Insecticide

FLIT manual spray pump from 1928
Farmer spraying a cashewnut tree in Tanzania

Insecticides are pesticides used to kill insects.[1] They include ovicides and larvicides used against insect eggs and larvae, respectively. Acaricides, which kill mites and ticks, are not strictly insecticides, but are usually classified together with insecticides. The major use of Insecticides is agriculture, but they are also used in home and garden, industrial buildings, vector control and control of insect parasites of animals and humans.
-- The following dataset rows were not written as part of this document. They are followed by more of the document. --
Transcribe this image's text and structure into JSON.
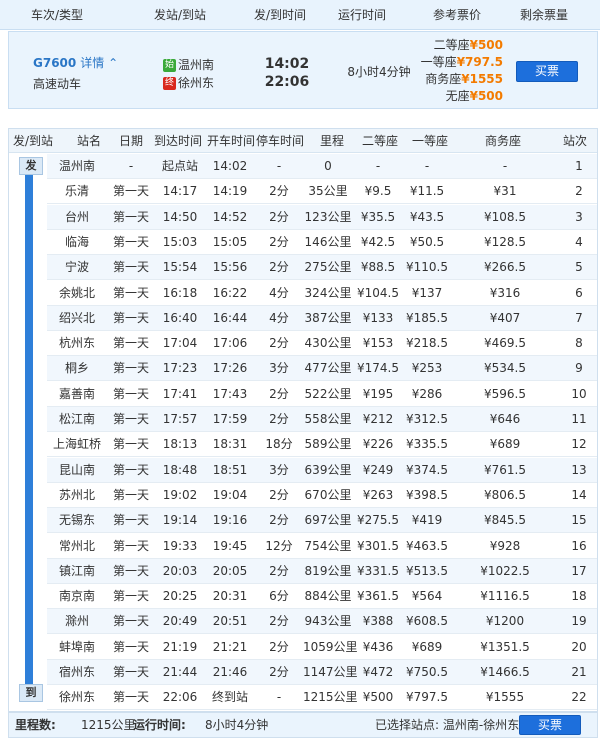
{
  "header": {
    "cols": [
      "车次/类型",
      "发站/到站",
      "发/到时间",
      "运行时间",
      "参考票价",
      "剩余票量"
    ]
  },
  "train": {
    "number": "G7600",
    "detail_link": "详情",
    "type": "高速动车",
    "from_tag": "始",
    "from": "温州南",
    "to_tag": "终",
    "to": "徐州东",
    "depart": "14:02",
    "arrive": "22:06",
    "duration": "8小时4分钟",
    "prices": [
      {
        "label": "二等座",
        "value": "¥500"
      },
      {
        "label": "一等座",
        "value": "¥797.5"
      },
      {
        "label": "商务座",
        "value": "¥1555"
      },
      {
        "label": "无座",
        "value": "¥500"
      }
    ],
    "buy": "买票",
    "tag_colors": {
      "from": "#3aa93a",
      "to": "#d9281e"
    }
  },
  "table": {
    "headers": [
      "发/到站",
      "站名",
      "日期",
      "到达时间",
      "开车时间",
      "停车时间",
      "里程",
      "二等座",
      "一等座",
      "商务座",
      "站次"
    ],
    "depart_badge": "发",
    "arrive_badge": "到",
    "rows": [
      [
        "温州南",
        "-",
        "起点站",
        "14:02",
        "-",
        "0",
        "-",
        "-",
        "-",
        "1"
      ],
      [
        "乐清",
        "第一天",
        "14:17",
        "14:19",
        "2分",
        "35公里",
        "¥9.5",
        "¥11.5",
        "¥31",
        "2"
      ],
      [
        "台州",
        "第一天",
        "14:50",
        "14:52",
        "2分",
        "123公里",
        "¥35.5",
        "¥43.5",
        "¥108.5",
        "3"
      ],
      [
        "临海",
        "第一天",
        "15:03",
        "15:05",
        "2分",
        "146公里",
        "¥42.5",
        "¥50.5",
        "¥128.5",
        "4"
      ],
      [
        "宁波",
        "第一天",
        "15:54",
        "15:56",
        "2分",
        "275公里",
        "¥88.5",
        "¥110.5",
        "¥266.5",
        "5"
      ],
      [
        "余姚北",
        "第一天",
        "16:18",
        "16:22",
        "4分",
        "324公里",
        "¥104.5",
        "¥137",
        "¥316",
        "6"
      ],
      [
        "绍兴北",
        "第一天",
        "16:40",
        "16:44",
        "4分",
        "387公里",
        "¥133",
        "¥185.5",
        "¥407",
        "7"
      ],
      [
        "杭州东",
        "第一天",
        "17:04",
        "17:06",
        "2分",
        "430公里",
        "¥153",
        "¥218.5",
        "¥469.5",
        "8"
      ],
      [
        "桐乡",
        "第一天",
        "17:23",
        "17:26",
        "3分",
        "477公里",
        "¥174.5",
        "¥253",
        "¥534.5",
        "9"
      ],
      [
        "嘉善南",
        "第一天",
        "17:41",
        "17:43",
        "2分",
        "522公里",
        "¥195",
        "¥286",
        "¥596.5",
        "10"
      ],
      [
        "松江南",
        "第一天",
        "17:57",
        "17:59",
        "2分",
        "558公里",
        "¥212",
        "¥312.5",
        "¥646",
        "11"
      ],
      [
        "上海虹桥",
        "第一天",
        "18:13",
        "18:31",
        "18分",
        "589公里",
        "¥226",
        "¥335.5",
        "¥689",
        "12"
      ],
      [
        "昆山南",
        "第一天",
        "18:48",
        "18:51",
        "3分",
        "639公里",
        "¥249",
        "¥374.5",
        "¥761.5",
        "13"
      ],
      [
        "苏州北",
        "第一天",
        "19:02",
        "19:04",
        "2分",
        "670公里",
        "¥263",
        "¥398.5",
        "¥806.5",
        "14"
      ],
      [
        "无锡东",
        "第一天",
        "19:14",
        "19:16",
        "2分",
        "697公里",
        "¥275.5",
        "¥419",
        "¥845.5",
        "15"
      ],
      [
        "常州北",
        "第一天",
        "19:33",
        "19:45",
        "12分",
        "754公里",
        "¥301.5",
        "¥463.5",
        "¥928",
        "16"
      ],
      [
        "镇江南",
        "第一天",
        "20:03",
        "20:05",
        "2分",
        "819公里",
        "¥331.5",
        "¥513.5",
        "¥1022.5",
        "17"
      ],
      [
        "南京南",
        "第一天",
        "20:25",
        "20:31",
        "6分",
        "884公里",
        "¥361.5",
        "¥564",
        "¥1116.5",
        "18"
      ],
      [
        "滁州",
        "第一天",
        "20:49",
        "20:51",
        "2分",
        "943公里",
        "¥388",
        "¥608.5",
        "¥1200",
        "19"
      ],
      [
        "蚌埠南",
        "第一天",
        "21:19",
        "21:21",
        "2分",
        "1059公里",
        "¥436",
        "¥689",
        "¥1351.5",
        "20"
      ],
      [
        "宿州东",
        "第一天",
        "21:44",
        "21:46",
        "2分",
        "1147公里",
        "¥472",
        "¥750.5",
        "¥1466.5",
        "21"
      ],
      [
        "徐州东",
        "第一天",
        "22:06",
        "终到站",
        "-",
        "1215公里",
        "¥500",
        "¥797.5",
        "¥1555",
        "22"
      ]
    ]
  },
  "footer": {
    "distance_label": "里程数:",
    "distance": "1215公里",
    "runtime_label": "运行时间:",
    "runtime": "8小时4分钟",
    "selected": "已选择站点: 温州南-徐州东",
    "buy": "买票"
  }
}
Insecticides are claimed to be a major factor behind the increase in the 20th-century's agricultural productivity.[2] Nearly all insecticides have the potential to significantly alter ecosystems; many are toxic to humans and/or animals; some become concentrated as they spread along the food chain.

Insecticides can be classified into two major groups: systemic insecticides, which travel though the plant after uptake; and contact insecticides, which do not.[3]

The mode of action describes how the pesticide kills or inactivates a pest. It provides another way of classifying insecticides. Mode of action can be important in understanding whether an insecticide will be toxic to unrelated species, such as fish, birds and mammals.

Insecticides are distinct from repellents, which repel but do not kill.

  1. ^ IUPAC (2006). "Glossary of Terms Relating to Pesticides" (PDF). IUPAC. p. 2123. Retrieved January 28, 2014.
  2. ^ van Emden, H.F.; Peakall, David B. (30 June 1996). Beyond Silent Spring. Springer. ISBN 978-0-412-72800-6.
  3. ^ Delso, N. Simon (2015). "Systemic insecticides (neonicotinoids and fipronil): trends, uses, mode of action and metabolites". Environmental Science and Pollution Research. 22 (1): 5–34. Bibcode:2015ESPR...22....5S. doi:10.1007/s11356-014-3470-y. PMC 4284386. PMID 25233913.